Ponselku berbunyi, Michale Buble – Love iring favoritku terdengar memenuhi ruangan kerjaku. Tampak dilayar kaca sebuah panggilan dari “Manusia Planet” , aku biarkan terus Michale Buble bernyanyi sampai akhirnya ponsel itu diam, baru aku menyentuhnya dan meyakinkan diri kalau yang baru saja telfon adalah Reno.

Setelah perbincangan itu, aku mundur perlahan dari dunia Reno. Aku mulai pura-pura sibuk dihubungi, pura-pura banyak acara, pura-pura tidak ingiin makan siang dengannya, pura-pura tidak mau dijemput, dan kepura-puraan lain yang aku lakukan selama ini hanya untuk menghindar dari Reno. Maaf Reno.....

Ini, kali keduanya aku benar-benar jatuh cinta kepada seorang pria. Sebelumnya kepada Yoga yang tak pernah tersampaikan , dari cinta monyet sampai sekrang ini. Dan ini, aku dipertemukan dengan Reno dengan cara yang sungguh singkat dan tak pernah aku bayangkan sebelumnya akan ada pertemuan seperti itu dalam hidupku.

Memang, Tuhan selalu punya caranya sendiri untuk mepertemukan seorang yang berjodoh....

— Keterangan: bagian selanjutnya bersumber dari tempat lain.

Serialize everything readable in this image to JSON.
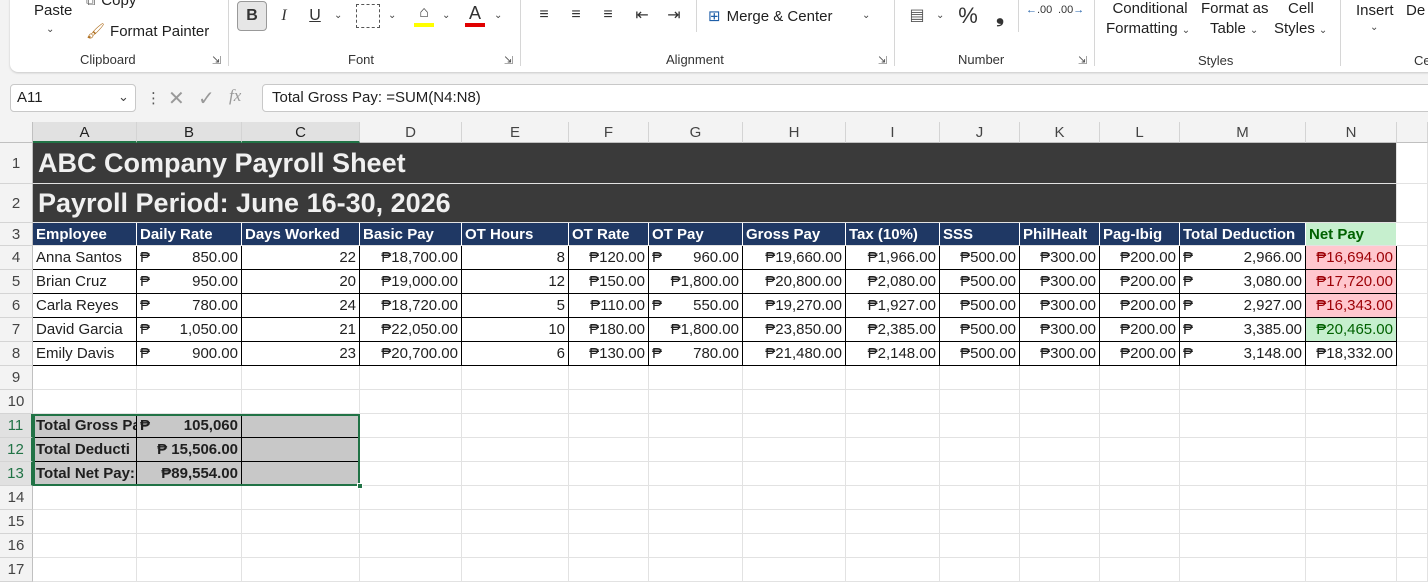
{
  "ribbon": {
    "clipboard": {
      "paste": "Paste",
      "copy": "Copy",
      "format_painter": "Format Painter",
      "title": "Clipboard"
    },
    "font": {
      "bold": "B",
      "italic": "I",
      "underline": "U",
      "font_color_letter": "A",
      "title": "Font"
    },
    "alignment": {
      "merge_center": "Merge & Center",
      "title": "Alignment"
    },
    "number": {
      "percent": "%",
      "comma": "❟",
      "increase_decimal": ".00",
      "decrease_decimal": ".00",
      "title": "Number"
    },
    "styles": {
      "conditional_1": "Conditional",
      "conditional_2": "Formatting",
      "format_table_1": "Format as",
      "format_table_2": "Table",
      "cell_styles_1": "Cell",
      "cell_styles_2": "Styles",
      "title": "Styles"
    },
    "cells": {
      "insert": "Insert",
      "delete_partial": "De",
      "title_partial": "Ce"
    }
  },
  "formula_bar": {
    "name_box": "A11",
    "fx": "fx",
    "formula": "Total Gross Pay: =SUM(N4:N8)"
  },
  "columns": [
    "A",
    "B",
    "C",
    "D",
    "E",
    "F",
    "G",
    "H",
    "I",
    "J",
    "K",
    "L",
    "M",
    "N"
  ],
  "rows": [
    "1",
    "2",
    "3",
    "4",
    "5",
    "6",
    "7",
    "8",
    "9",
    "10",
    "11",
    "12",
    "13",
    "14",
    "15",
    "16",
    "17"
  ],
  "sheet": {
    "title": "ABC Company Payroll Sheet",
    "period": "Payroll Period: June 16-30, 2026",
    "headers": [
      "Employee",
      "Daily Rate",
      "Days Worked",
      "Basic Pay",
      "OT Hours",
      "OT Rate",
      "OT Pay",
      "Gross Pay",
      "Tax (10%)",
      "SSS",
      "PhilHealt",
      "Pag-Ibig",
      "Total Deduction",
      "Net Pay"
    ],
    "currency": "₱",
    "employees": [
      {
        "name": "Anna Santos",
        "daily_rate": "850.00",
        "days": "22",
        "basic": "₱18,700.00",
        "ot_hours": "8",
        "ot_rate": "₱120.00",
        "ot_pay": "960.00",
        "gross": "₱19,660.00",
        "tax": "₱1,966.00",
        "sss": "₱500.00",
        "philhealth": "₱300.00",
        "pagibig": "₱200.00",
        "total_ded": "2,966.00",
        "net": "₱16,694.00",
        "net_status": "neg"
      },
      {
        "name": "Brian Cruz",
        "daily_rate": "950.00",
        "days": "20",
        "basic": "₱19,000.00",
        "ot_hours": "12",
        "ot_rate": "₱150.00",
        "ot_pay": "₱1,800.00",
        "gross": "₱20,800.00",
        "tax": "₱2,080.00",
        "sss": "₱500.00",
        "philhealth": "₱300.00",
        "pagibig": "₱200.00",
        "total_ded": "3,080.00",
        "net": "₱17,720.00",
        "net_status": "neg"
      },
      {
        "name": "Carla Reyes",
        "daily_rate": "780.00",
        "days": "24",
        "basic": "₱18,720.00",
        "ot_hours": "5",
        "ot_rate": "₱110.00",
        "ot_pay": "550.00",
        "gross": "₱19,270.00",
        "tax": "₱1,927.00",
        "sss": "₱500.00",
        "philhealth": "₱300.00",
        "pagibig": "₱200.00",
        "total_ded": "2,927.00",
        "net": "₱16,343.00",
        "net_status": "neg"
      },
      {
        "name": "David Garcia",
        "daily_rate": "1,050.00",
        "days": "21",
        "basic": "₱22,050.00",
        "ot_hours": "10",
        "ot_rate": "₱180.00",
        "ot_pay": "₱1,800.00",
        "gross": "₱23,850.00",
        "tax": "₱2,385.00",
        "sss": "₱500.00",
        "philhealth": "₱300.00",
        "pagibig": "₱200.00",
        "total_ded": "3,385.00",
        "net": "₱20,465.00",
        "net_status": "pos"
      },
      {
        "name": "Emily Davis",
        "daily_rate": "900.00",
        "days": "23",
        "basic": "₱20,700.00",
        "ot_hours": "6",
        "ot_rate": "₱130.00",
        "ot_pay": "780.00",
        "gross": "₱21,480.00",
        "tax": "₱2,148.00",
        "sss": "₱500.00",
        "philhealth": "₱300.00",
        "pagibig": "₱200.00",
        "total_ded": "3,148.00",
        "net": "₱18,332.00",
        "net_status": "none"
      }
    ],
    "totals": [
      {
        "label": "Total Gross Pa",
        "value": "105,060",
        "peso": true
      },
      {
        "label": "Total Deducti",
        "value": "₱ 15,506.00",
        "peso": false
      },
      {
        "label": "Total Net Pay:",
        "value": "₱89,554.00",
        "peso": false
      }
    ]
  },
  "colors": {
    "header_navy": "#1f3864",
    "title_dark": "#3a3a3a",
    "bad_fill": "#ffc7ce",
    "good_fill": "#c6efce",
    "excel_green": "#217346"
  }
}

Jodoh ? Aku rasa akan ada pertemuan aneh lagi setelah ini. Aku tak yakin akan berjodoh dengan Reno, jangankan berjodoh, mencoba menjalin hubungan sebagai sepasang kekasih saja tidak.

Sejak itulah intensitas pertemuan kami drastis berkurang. Aku yang kembali dengan segudang kesibukanku, dan Reno? Entahlah,,,sudah lama kita tidak pernah komunikasi lagi. Mungkin Reno benar-benar hanya sepenggal kisah yang datang dalam cerita hidupku, hanya sebagai orang yang datang dan pergi begitu saja tapi membekaskan sebuah rasa yang berbeda.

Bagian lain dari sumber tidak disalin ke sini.